Cecilias grüne Augen richteten sich auf mich.Ich atmete tief durch und machte mich auf alle möglichen Reaktionen ihrerseits gefasst. ,,Wo ist Lily wirklich?"
Bree redete immer von einem Internat, aber ihre Augen verrieten mir jedes Mal, dass sie nicht die Wahrheit sagte. Zuhause befand sich Lily auch nicht. Cecilia hatte auch noch nie einen Streit erwähnt. Mir fiel erst spät auf, dass ich immer automatisch davon ausging.
Nun wusste ich wirklich nicht mehr, ob ich die Antwort hören wollte.
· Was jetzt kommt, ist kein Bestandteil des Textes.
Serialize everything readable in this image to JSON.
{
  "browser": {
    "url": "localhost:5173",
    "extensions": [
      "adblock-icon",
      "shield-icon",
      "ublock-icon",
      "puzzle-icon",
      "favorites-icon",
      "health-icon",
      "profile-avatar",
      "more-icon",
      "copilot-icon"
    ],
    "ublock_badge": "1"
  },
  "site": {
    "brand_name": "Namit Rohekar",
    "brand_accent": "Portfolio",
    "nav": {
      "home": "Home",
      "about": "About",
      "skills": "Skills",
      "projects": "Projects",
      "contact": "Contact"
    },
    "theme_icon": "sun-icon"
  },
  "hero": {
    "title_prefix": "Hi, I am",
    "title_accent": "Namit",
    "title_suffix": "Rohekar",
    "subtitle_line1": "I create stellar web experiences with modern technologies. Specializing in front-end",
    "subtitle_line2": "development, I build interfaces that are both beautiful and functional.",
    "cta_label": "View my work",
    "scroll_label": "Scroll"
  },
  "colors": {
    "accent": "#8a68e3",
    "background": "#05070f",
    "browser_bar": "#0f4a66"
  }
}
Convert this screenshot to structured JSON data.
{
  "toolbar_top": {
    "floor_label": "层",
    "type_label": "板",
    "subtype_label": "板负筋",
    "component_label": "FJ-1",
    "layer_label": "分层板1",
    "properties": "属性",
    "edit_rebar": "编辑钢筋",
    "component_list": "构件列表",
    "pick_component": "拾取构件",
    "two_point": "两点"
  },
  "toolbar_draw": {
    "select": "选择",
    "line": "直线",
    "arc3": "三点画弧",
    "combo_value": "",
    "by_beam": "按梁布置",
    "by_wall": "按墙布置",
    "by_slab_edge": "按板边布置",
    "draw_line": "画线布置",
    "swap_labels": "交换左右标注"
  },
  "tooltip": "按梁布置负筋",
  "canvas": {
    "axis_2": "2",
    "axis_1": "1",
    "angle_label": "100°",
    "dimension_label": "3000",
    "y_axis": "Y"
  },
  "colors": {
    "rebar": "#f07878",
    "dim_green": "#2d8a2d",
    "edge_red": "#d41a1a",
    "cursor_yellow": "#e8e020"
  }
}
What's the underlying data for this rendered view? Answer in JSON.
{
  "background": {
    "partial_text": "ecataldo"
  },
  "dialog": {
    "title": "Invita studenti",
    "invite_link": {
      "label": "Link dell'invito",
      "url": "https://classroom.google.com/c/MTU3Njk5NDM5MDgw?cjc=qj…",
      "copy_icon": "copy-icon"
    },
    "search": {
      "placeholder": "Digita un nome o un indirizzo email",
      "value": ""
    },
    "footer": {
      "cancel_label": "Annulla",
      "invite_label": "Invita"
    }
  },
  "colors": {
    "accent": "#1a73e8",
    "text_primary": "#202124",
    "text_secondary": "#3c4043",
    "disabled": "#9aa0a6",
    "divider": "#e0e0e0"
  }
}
Cecilias Augen blieben ausdruckslos, aber sie sah mich ausnahmsweise nicht an. Stattdessen blickte sie zu Boden. Wahrscheinlich wollte sie nicht, dass ich den Schmerz darin erkannte, der sich langsam ausdrückte. Verhindern konnte selbst sie es nicht.
Dann sah sie mich doch an, aber sie wurde nicht wütend oder blockte mich ab wie ich erwartete. Ich nahm an, dass sie diese Sache viel zu lange in sich hineingefressen hatte ohne jemals mit jemandem zu sprechen.
Ihre Antwort fiel sehr knapp aus und danach drehte sie sich um und ging zurück zum Auto. Ihre Stimme kaum lauter als ein leises Flüstern.
,,Frei."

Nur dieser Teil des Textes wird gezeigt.